What the world got to see was what makes America so unique — its patchwork of faces of all generations, colors, nationalities and ethnicities. Whether this coalition was put together by central casting or came together by pure coincidence, the Democrats came off as the party with the all-are-welcome big tent

In a society that is rapid turning majority-minority, that message will undoubtedly be key to the future of the Democratic Party.

An old hand among the non-U.S. television correspondents asked afterwards whether the Democrats had paid (!) the camera crews to transmit such an attractively diverse array of faces into the nation’s living rooms.

Yet all the cameras had to do was pretty much focus on any face in the room.

Remember the old guy in his Veterans of Foreign Wars cap, shown time and again, listening intently? Or the Latinos, Asian-Americans and the many women from all walks of life?

The Democrats represented the MasterCard and Visa crowd with their inclusive, broad-based imagery, which contrasted quite vividly with the Republicans’ exclusivity of the American Express card crowd.

Overcoming the Carter legacy

While the race to the White House may already be lost for the Republicans at this stage, it would be unfair to put the blame entirely at the feet of the standard-bearer. Mitt Romney’s trouble is that he is like a chameleon and (re)invents himself according to the circumstances in which he finds himself.

He went one way in Massachusetts — and another in the 2012 campaign.

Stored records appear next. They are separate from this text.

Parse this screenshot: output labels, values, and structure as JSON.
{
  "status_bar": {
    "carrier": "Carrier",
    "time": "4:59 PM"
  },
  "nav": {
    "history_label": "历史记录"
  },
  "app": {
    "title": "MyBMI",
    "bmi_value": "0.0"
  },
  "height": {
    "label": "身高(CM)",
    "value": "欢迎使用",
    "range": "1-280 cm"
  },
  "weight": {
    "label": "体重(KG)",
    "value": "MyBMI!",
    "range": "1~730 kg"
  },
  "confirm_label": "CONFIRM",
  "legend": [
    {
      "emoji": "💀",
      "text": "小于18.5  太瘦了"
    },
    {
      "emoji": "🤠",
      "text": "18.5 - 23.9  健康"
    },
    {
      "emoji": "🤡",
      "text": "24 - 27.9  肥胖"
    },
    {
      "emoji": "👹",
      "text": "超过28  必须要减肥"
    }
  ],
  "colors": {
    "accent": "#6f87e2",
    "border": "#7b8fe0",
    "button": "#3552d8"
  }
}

But the real strike against Mitt Romney is his party’s relentless pursuit of becoming ever more ruthlessly elitist and socially harsh.

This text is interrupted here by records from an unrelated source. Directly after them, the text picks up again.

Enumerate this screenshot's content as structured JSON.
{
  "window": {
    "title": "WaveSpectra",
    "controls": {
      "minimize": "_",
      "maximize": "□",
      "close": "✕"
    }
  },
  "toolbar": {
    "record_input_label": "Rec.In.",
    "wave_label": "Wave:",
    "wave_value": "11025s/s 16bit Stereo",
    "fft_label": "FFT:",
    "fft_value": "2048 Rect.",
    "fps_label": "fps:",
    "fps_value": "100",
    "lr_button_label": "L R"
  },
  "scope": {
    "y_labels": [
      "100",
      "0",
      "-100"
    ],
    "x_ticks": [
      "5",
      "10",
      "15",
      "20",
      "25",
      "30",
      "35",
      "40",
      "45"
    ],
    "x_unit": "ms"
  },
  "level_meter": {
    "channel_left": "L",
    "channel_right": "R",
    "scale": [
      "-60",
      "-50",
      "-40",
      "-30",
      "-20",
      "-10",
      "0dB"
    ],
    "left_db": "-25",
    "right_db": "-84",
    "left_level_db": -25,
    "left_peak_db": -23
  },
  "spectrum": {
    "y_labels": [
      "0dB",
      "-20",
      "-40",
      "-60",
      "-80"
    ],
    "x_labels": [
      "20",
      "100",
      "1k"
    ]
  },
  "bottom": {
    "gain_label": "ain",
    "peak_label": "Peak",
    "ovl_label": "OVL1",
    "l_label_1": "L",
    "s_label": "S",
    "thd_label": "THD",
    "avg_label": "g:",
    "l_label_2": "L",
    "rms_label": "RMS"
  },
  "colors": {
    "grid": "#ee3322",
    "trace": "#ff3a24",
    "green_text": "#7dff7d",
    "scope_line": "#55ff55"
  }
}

The bitterness that the Republicans convey is appealing only to a stagnant pool of people. Moreover, it is violating the cardinal Reaganite rule of Republican politics: to promise the American people an ever brighter tomorrow. In the face of the current economic crisis, that promise rings ever more hollow. In fact, it is quite empty.

At their 2012 convention, the Democrats finally overcame the Carter legacy of believing that honesty pays in electoral politics. Instead, they more or less copied the Republicans — and beat them at their own game by unflinchingly rallying around the troops.

That this theme was not given broad space in Candidate Romney’s own speech in Tampa was the gravest — in fact, unpardonable — oversight of his speechwriters and advisors and Republican strategists.

Such a tremendous opening is one that Bill Clinton would know how to exploit any day. And so he did. To him, his speech to the Democrats was about far more than settling scores, supporting Obama in the campaign or indirectly thanking him for how he has treated his wife.

It stands to reason that no Secretary of State in recent decades has been able to operate with less interference and more support and back-up from the boss in the Oval Office than has Hillary Clinton.

The real reason why Clinton is keen on supporting Obama is twofold. First, if Obama wins, then rest assured Bill Clinton will work hard behind the scenes to cast Obama’s two terms effectively as Clinton’s third and fourth terms.

Whenever the Republicans interfered with the Clinton agenda in the 1990s — say, on health care — it took another go at the till, he will argue, before the obstinate Republican refuseniks could be wrestled down.

On top of that, Clinton seems to have another, very personal perspective on Obama. Think of Barack Obama as the son — and the political heir — that Bill Clinton never had.

Obama is brainy and, like Clinton, he is able to deliver a remarkably good speech. Clinton also possesses a lot of the wiliness of Barack Obama, Sr., the wayfaring man from Kenya and father of the current president. Even by Bill Clinton’s standards, Obama Sr. took things too far on many fronts, not just the womanizing.

Still, Bill Clinton knows that, at least until his after-presidency, the devil — read: a high degree of irresponsibility — was riding him at times. So he feels, to a spectacular extent, a certain paternal kinship with Barack Obama, the 44th President of the United States.

Takeaways

Bill Clinton will work hard behind the scenes to cast Obama's two terms effectively as Clinton's third and fourth terms.

Mitt Romney's trouble is that he is like a chameleon and (re)invents himself according to the circumstances in which he finds himself.

Think of Barack Obama as the son — and the political heir — that Bill Clinton never had.